ALJ: Assume a person with the claimant’s vocational profile. Assume that person can perform simple, repetitive tasks on a consistent basis, has the ability to occasionally interact with coworkers, supervisors and the public. Has no exertional limitations. Is able to deal with ordinary changes in the work setting. And is able to perform work at a consistent pace. Let’s start with that. Is such a person capable of performing any of the claimant’s past work?
A: Well, I would contradict – I mean under that hypothetical, yes, but if the clamaint’s testified that for whatever reason that environment proved to be a little bit overwhelming, I would say that probably she could not do it up to expected standards.
Q: Okay. Can you name any occupations that could be performed by such a hypothetical person?
A. Yes. [Identifies dining room attendant and dishwasher/kitchen porter, and states DOT numbers 311.677-018 and 318.687-010].

I agree with Plaintiff that it is unclear, facially, whether the VE intended to address the ALJ’s initial hypothetical, with no restrictions on pace, or instead intended to address the “hypothetical person” referred to immediately prior to the identification of jobs, which suggests pace limitations. Certainly, it would have been preferable for the ALJ to explicitly state a low or no-production-rate limitation in his question.
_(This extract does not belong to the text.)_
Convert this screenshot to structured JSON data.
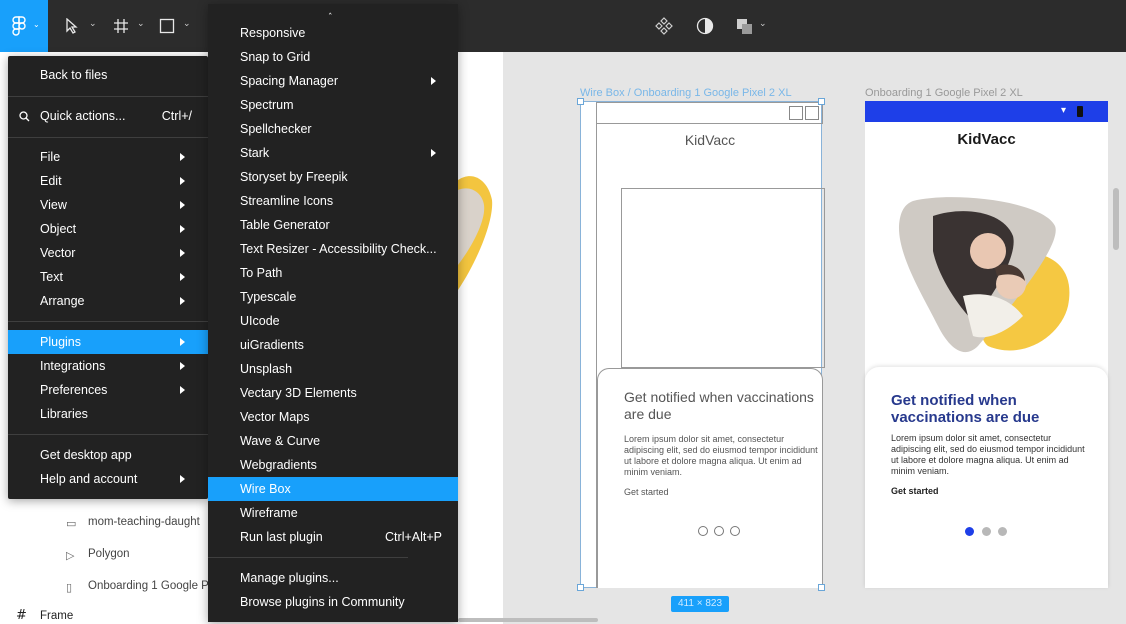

However, due to the context, it appears that the VE’s response was intended to address a limitation on pace.[1] Moreover, any error in the ALJ’s question was harmless. Plaintiff does not argue that the identified jobs involve production pace, or point to any supporting information in the DOT; indeed, the DOT does not indicate that kitchen porter and dining room attendant are anything other than low- or no-production rate jobs. See, e.g., Upchurch v. Colvin, 2014 U.S. Dist. LEXIS 122044 (E.D. N.C. Aug. 12, 2014). Accordingly, the VE’s conclusions, adopted by the ALJ reflected a “low pace” restriction.


In conclusion, the ALJ’s decision was supported by substantial evidence. The Defendant’s Motion will be granted, and Plaintiffs denied.


AND NOW, this 23rd day of September, 2014, it is hereby ORDERED, ADJUDGED, and DECREED that Plaintiff’s Motion is DENIED and Defendant’s GRANTED.